I've always been a pretty sensitive person which can be challenging in a relationship. Add in four kids and all the hormones that come with them and well, I can find myself in a tizzy over something that shouldn't even bothering blinking my eyes at.
Now, I'm the first to admit that it's still hard for me to let things roll off my shoulders, but I'm getting a lot better. And while these suggestions aren't excuses for someone who really is saying crappy things to you and is mean-intentioned, they may help you pick your battles and hopefully improve your relationship.
1. What's the intention? I've learned over the years that many spouses shoot their mouths off because they're stressed or tired or a combination of both, and don't necessarily intend to hurt the other person. When you understand the place from where they're coming, it can certainly make it easier to pop on those invisible earmuffs and go on your merry way.
2. Who's it really about? I've found that so many of words that are exchanged between spouses and partners have little to do with the other person and a lot to do with their own issues, experiences, and feelings. Basically, it's not you, it's them. And while you might be contributing to the problem, when you think about what they're saying in that way, it can help you let it roll off.
3. When are they saying it? I have a rule that I do not take anything said to me in the heat of an argument personally, especially considering that I can find it challenging to use my words appropriately when I'm fighting. So I try to offer the other person that same courtesy. And sometimes when I have my period, I feel like I shoud hand out a "please excuse my mouth" card because, well, hormones are a bitch.
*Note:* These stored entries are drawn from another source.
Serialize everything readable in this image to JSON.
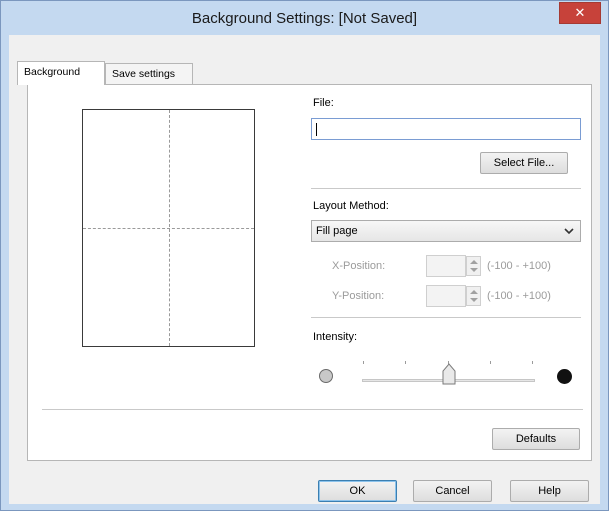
{
  "window": {
    "title": "Background Settings: [Not Saved]",
    "close_glyph": "✕"
  },
  "tabs": [
    {
      "label": "Background",
      "active": true
    },
    {
      "label": "Save settings",
      "active": false
    }
  ],
  "file": {
    "label": "File:",
    "value": "",
    "select_button": "Select File..."
  },
  "layout": {
    "label": "Layout Method:",
    "selected": "Fill page",
    "x_label": "X-Position:",
    "x_range": "(-100 - +100)",
    "y_label": "Y-Position:",
    "y_range": "(-100 - +100)"
  },
  "intensity": {
    "label": "Intensity:",
    "value_fraction": 0.5
  },
  "buttons": {
    "defaults": "Defaults",
    "ok": "OK",
    "cancel": "Cancel",
    "help": "Help"
  },
  "colors": {
    "titlebar": "#c4d9f0",
    "close": "#c7423a",
    "focus_border": "#3c7fb1"
  }
}
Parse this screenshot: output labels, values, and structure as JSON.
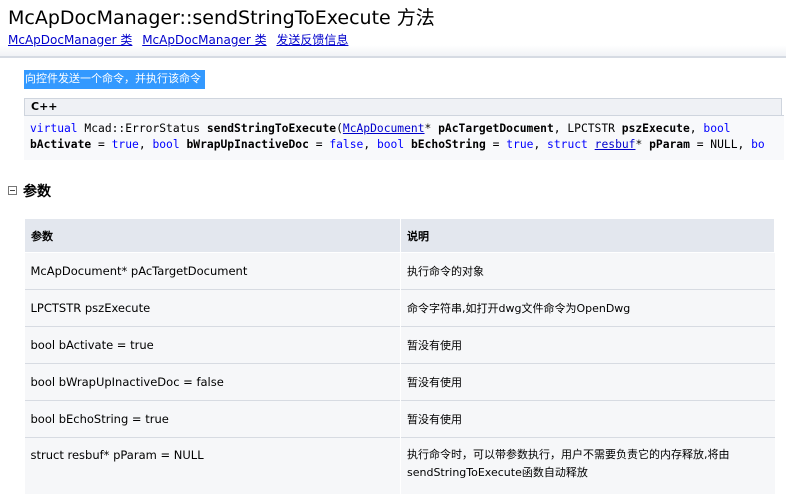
{
  "header": {
    "title": "McApDocManager::sendStringToExecute 方法",
    "links": [
      "McApDocManager 类",
      "McApDocManager 类",
      "发送反馈信息"
    ]
  },
  "summary": "向控件发送一个命令，并执行该命令",
  "code": {
    "language": "C++",
    "line1": {
      "kw_virtual": "virtual",
      "return_type": " Mcad::ErrorStatus ",
      "fn_name": "sendStringToExecute",
      "open_paren": "(",
      "type_link": "McApDocument",
      "p1_rest": "* ",
      "p1_name": "pAcTargetDocument",
      "p2_type": ", LPCTSTR ",
      "p2_name": "pszExecute",
      "sep": ", ",
      "kw_bool": "bool"
    },
    "line2": {
      "p3_name": "bActivate",
      "eq1": " = ",
      "val_true1": "true",
      "sep1": ", ",
      "kw_bool1": "bool",
      "sp1": " ",
      "p4_name": "bWrapUpInactiveDoc",
      "eq2": " = ",
      "val_false": "false",
      "sep2": ", ",
      "kw_bool2": "bool",
      "sp2": " ",
      "p5_name": "bEchoString",
      "eq3": " = ",
      "val_true2": "true",
      "sep3": ", ",
      "kw_struct": "struct",
      "sp3": " ",
      "type_link2": "resbuf",
      "p6_rest": "* ",
      "p6_name": "pParam",
      "p6_default": " = NULL, ",
      "trail": "bo"
    }
  },
  "params_section": {
    "title": "参数",
    "columns": [
      "参数",
      "说明"
    ],
    "rows": [
      {
        "param": "McApDocument* pAcTargetDocument",
        "desc": "执行命令的对象"
      },
      {
        "param": "LPCTSTR pszExecute",
        "desc": "命令字符串,如打开dwg文件命令为OpenDwg"
      },
      {
        "param": "bool bActivate = true",
        "desc": "暂没有使用"
      },
      {
        "param": "bool bWrapUpInactiveDoc = false",
        "desc": "暂没有使用"
      },
      {
        "param": "bool bEchoString = true",
        "desc": "暂没有使用"
      },
      {
        "param": "struct resbuf* pParam = NULL",
        "desc": "执行命令时，可以带参数执行，用户不需要负责它的内存释放,将由 sendStringToExecute函数自动释放"
      }
    ]
  }
}
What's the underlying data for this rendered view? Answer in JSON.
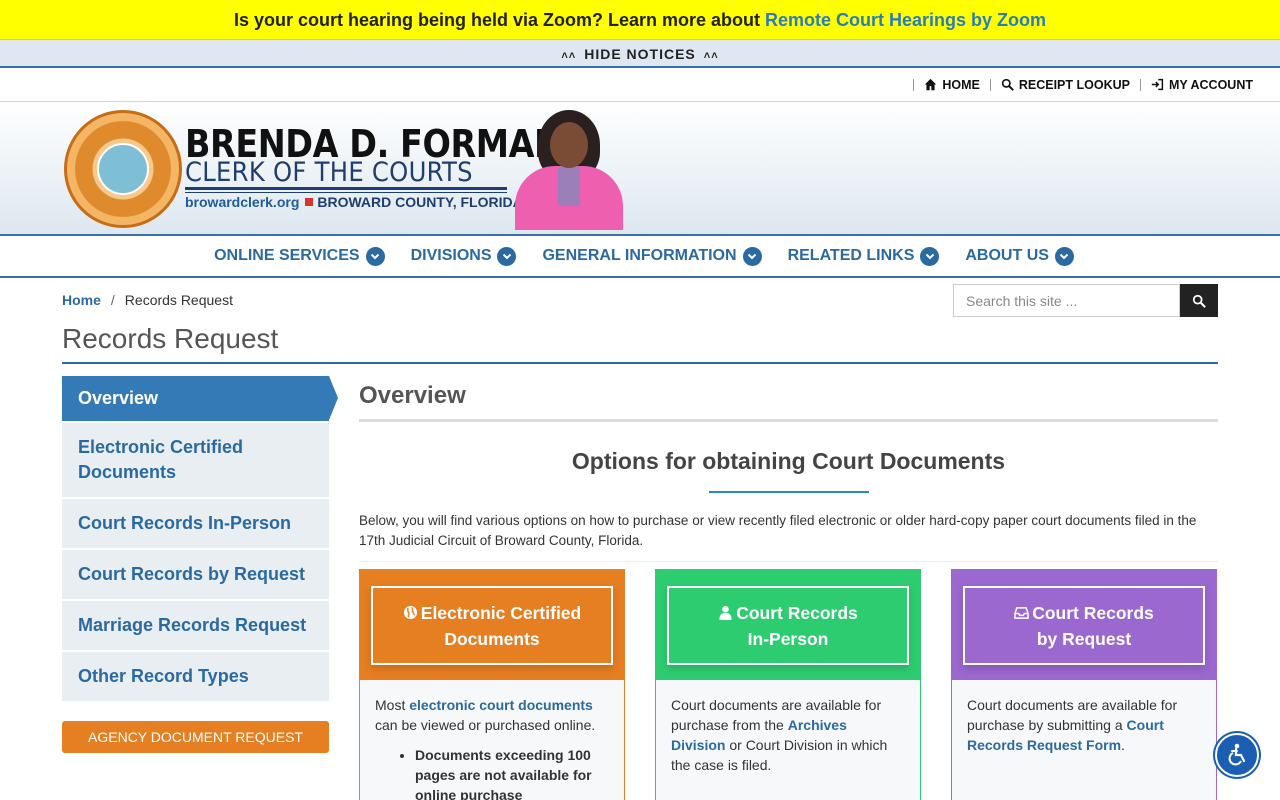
{
  "notice": {
    "text": "Is your court hearing being held via Zoom? Learn more about ",
    "link": "Remote Court Hearings by Zoom",
    "hide_label": "HIDE NOTICES"
  },
  "utility": {
    "home": "HOME",
    "receipt": "RECEIPT LOOKUP",
    "account": "MY ACCOUNT"
  },
  "brand": {
    "name": "BRENDA D. FORMAN",
    "subtitle": "CLERK OF THE COURTS",
    "site": "browardclerk.org",
    "county": "BROWARD COUNTY, FLORIDA"
  },
  "nav": [
    {
      "label": "ONLINE SERVICES"
    },
    {
      "label": "DIVISIONS"
    },
    {
      "label": "GENERAL INFORMATION"
    },
    {
      "label": "RELATED LINKS"
    },
    {
      "label": "ABOUT US"
    }
  ],
  "breadcrumb": {
    "home": "Home",
    "separator": "/",
    "current": "Records Request"
  },
  "search": {
    "placeholder": "Search this site ..."
  },
  "page_title": "Records Request",
  "sidebar": {
    "items": [
      {
        "label": "Overview"
      },
      {
        "label": "Electronic Certified Documents"
      },
      {
        "label": "Court Records In-Person"
      },
      {
        "label": "Court Records by Request"
      },
      {
        "label": "Marriage Records Request"
      },
      {
        "label": "Other Record Types"
      }
    ],
    "agency_button": "AGENCY DOCUMENT REQUEST"
  },
  "content": {
    "section_title": "Overview",
    "options_title": "Options for obtaining Court Documents",
    "intro": "Below, you will find various options on how to purchase or view recently filed electronic or older hard-copy paper court documents filed in the 17th Judicial Circuit of Broward County, Florida."
  },
  "cards": [
    {
      "line1": "Electronic Certified",
      "line2": "Documents",
      "icon": "globe-icon",
      "color": "#e67e22",
      "body_pre": "Most ",
      "body_link": "electronic court documents",
      "body_post": " can be viewed or purchased online.",
      "bullet": "Documents exceeding 100 pages are not available for online purchase"
    },
    {
      "line1": "Court Records",
      "line2": "In-Person",
      "icon": "user-icon",
      "color": "#2ecc71",
      "body_pre": "Court documents are available for purchase from the ",
      "body_link": "Archives Division",
      "body_post": " or Court Division in which the case is filed."
    },
    {
      "line1": "Court Records",
      "line2": "by Request",
      "icon": "inbox-icon",
      "color": "#9b68cf",
      "body_pre": "Court documents are available for purchase by submitting a ",
      "body_link": "Court Records Request Form",
      "body_post": "."
    }
  ]
}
4. Is it worth getting upset over? The big litmus test for me is whether what was said or done is worth my time or energy. I've got very little to spare as it is, so I want to spend it on positive things. I cannot tell you how many times I just keep my mouth shut and walk away, and how much better things are even after just a few minutes.
Now what? So if you feel as though the comments came from mean intentions or they are worth getting your feelings hurt, then there's absolutely nothing wrong with saying something. But it's best to start with your own feelings, like "I felt [hurt, made, upset] when you said that to me." Be frank, be firm, and come at it from a place of offering insight rather than being accusatory.
And if they don't get the message or they're not honoring your feelings, then you might want to consider getting a third party involved to help.
How do you take things less personally in your relationship?